Rag cofnął się i usiadł na krawężniku, z ulgą zrzucając plecak na ziemię. Kierowca dłubał coś pod podniesioną kabiną samochodu, przeklinając od czasu do czasu.

– Po co w ogóle pchasz się do Tiangun, nie jest to dla was przypadkiem ostatnie miejsce jakie możecie odwiedzić? – rzucił, widząc kątem oka, że chłopak ciągle na niego czeka.
– Można tak powiedzieć.

– Rozmowny to ty nie jesteś, co? Nie wnikam po co chcesz tam jechać, wali mnie to konkretnie kolego, jeśli jednak chcesz jechać, to zabieraj dupę z krawężnika, bo ruszamy.

Mężczyzna opuścił kabinę na miejsce, zdjął robocze rękawiczki i wspiął się do szoferki. Po kilku próbach silnik zaskoczył, a Rag jakby czekając na tę chwilę, władował się do środka. Powoli ruszyli i stopniowo zaczęli przyspieszać, aż po osiągnięciu prędkości rejsowej opuścili pas awaryjny i włączyli się do ruchu.

– Co chcesz robić w Tiangun? – zapytał kierowca.
– Nie wiem.
– Nie wiesz. Życzę ci powodzenia kolego, będziesz go potrzebował. Tam jest dżungla chłopaku, gęstsza od tych waszych wioskowych krzaków. Widziałem trochę Ghadra-palaam, ale zapewniam cię, że łatwo im nie było.

Rag nie słyszał go. Przed nim rosły majestatyczne konstrukcje, stawały się większe niż w jego snach. Zakazany owoc jak ziemia obiecana, prawie na wyciągnięcie ręki.
– Niedługo będzie zajazd, chyba ostatni przed odbiciem na wschód, tam cię wysadzę, bo będę tankować.
– Nie jedzie pan do miasta?
– Ciężarówki nie mają wstępu do centrum, poza tym objeżdżam wszystko dookoła, musisz sobie poradzić sam.
– Rozumiem – Rag wyjął zmiętą kartkę papieru z zapisanym adresem – czy wie pan gdzie to jest? – zapytał.

– To jest bardzo blisko centrum, bogata dzielnica.
– Dzięki.

W zajeździe wyskoczył na chłodny, szorstki beton i powoli ruszył mniejszą drogą w stronę miasta. Po kilkunastu minutach marszu dotarło do niego, że tym sposobem zajmie to wieki. Zniechęcony, pomimo ekscytacji otoczeniem stanął i zaczął machać do przejeżdżających samochodów. Po kilku nieudanych próbach zaczął iść do przodu, nadal próbując. Uderzyło go osamotnienie w tłumie, zupełna ignorancja zabieganego otoczenia wobec jego sytuacji.

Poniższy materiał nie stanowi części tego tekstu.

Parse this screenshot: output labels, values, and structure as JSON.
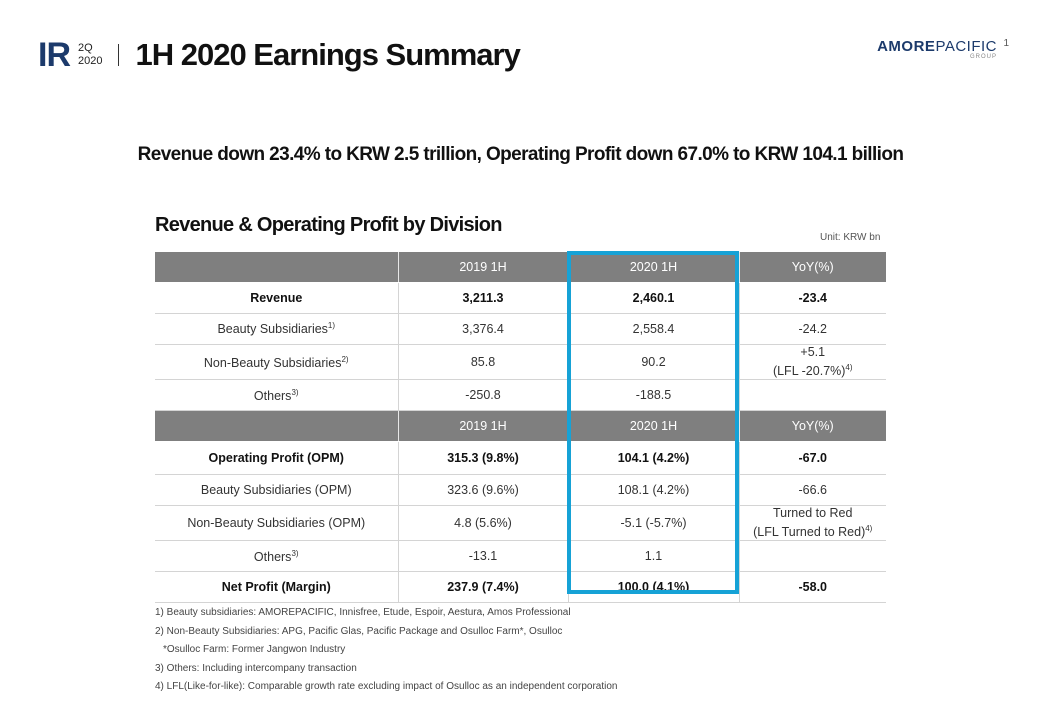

Ku jego zaskoczeniu, zatrzymał się opływowy samochód w kolorze podpadającym pod róż. Drzwi po stronie pasażera uchyliły się do góry. Schylił się i zobaczył młodą blondynkę za kierownicą.
– Cześć! Podrzucić cię?
– Byłbym wdzięczny – odpowiedział niepewnie.

Wrzucił plecak na tylne pseudo-siedzenie, wpełzł na fotel, a drzwi bezszelestnie zamknęły go w środku. Nagle maszyna wyrwała do przodu wgniatając go w oparcie, a przez muzykę przedarł się ryk silnika. Za pierwszym zakrętem oślepiło go wschodzące między wieżowcami słońce.

– Jesteś Ghadra, prawda? Witaj w Tiangun!
– Dzięki. Chciałbym się dostać w to miejsce – pokazał jej papier – możesz mnie tam podrzucić?
– Jasne. Jestem Cynthia, miło mi.
– Ragadaal.
– Jestem taka podekscytowana, dużo o was słyszałam.
– Naprawdę?
– O tak – uśmiechnęła się podejrzanie.
– Na przykład? – pociągnął ją za język.

– No wiesz… – zachichotała.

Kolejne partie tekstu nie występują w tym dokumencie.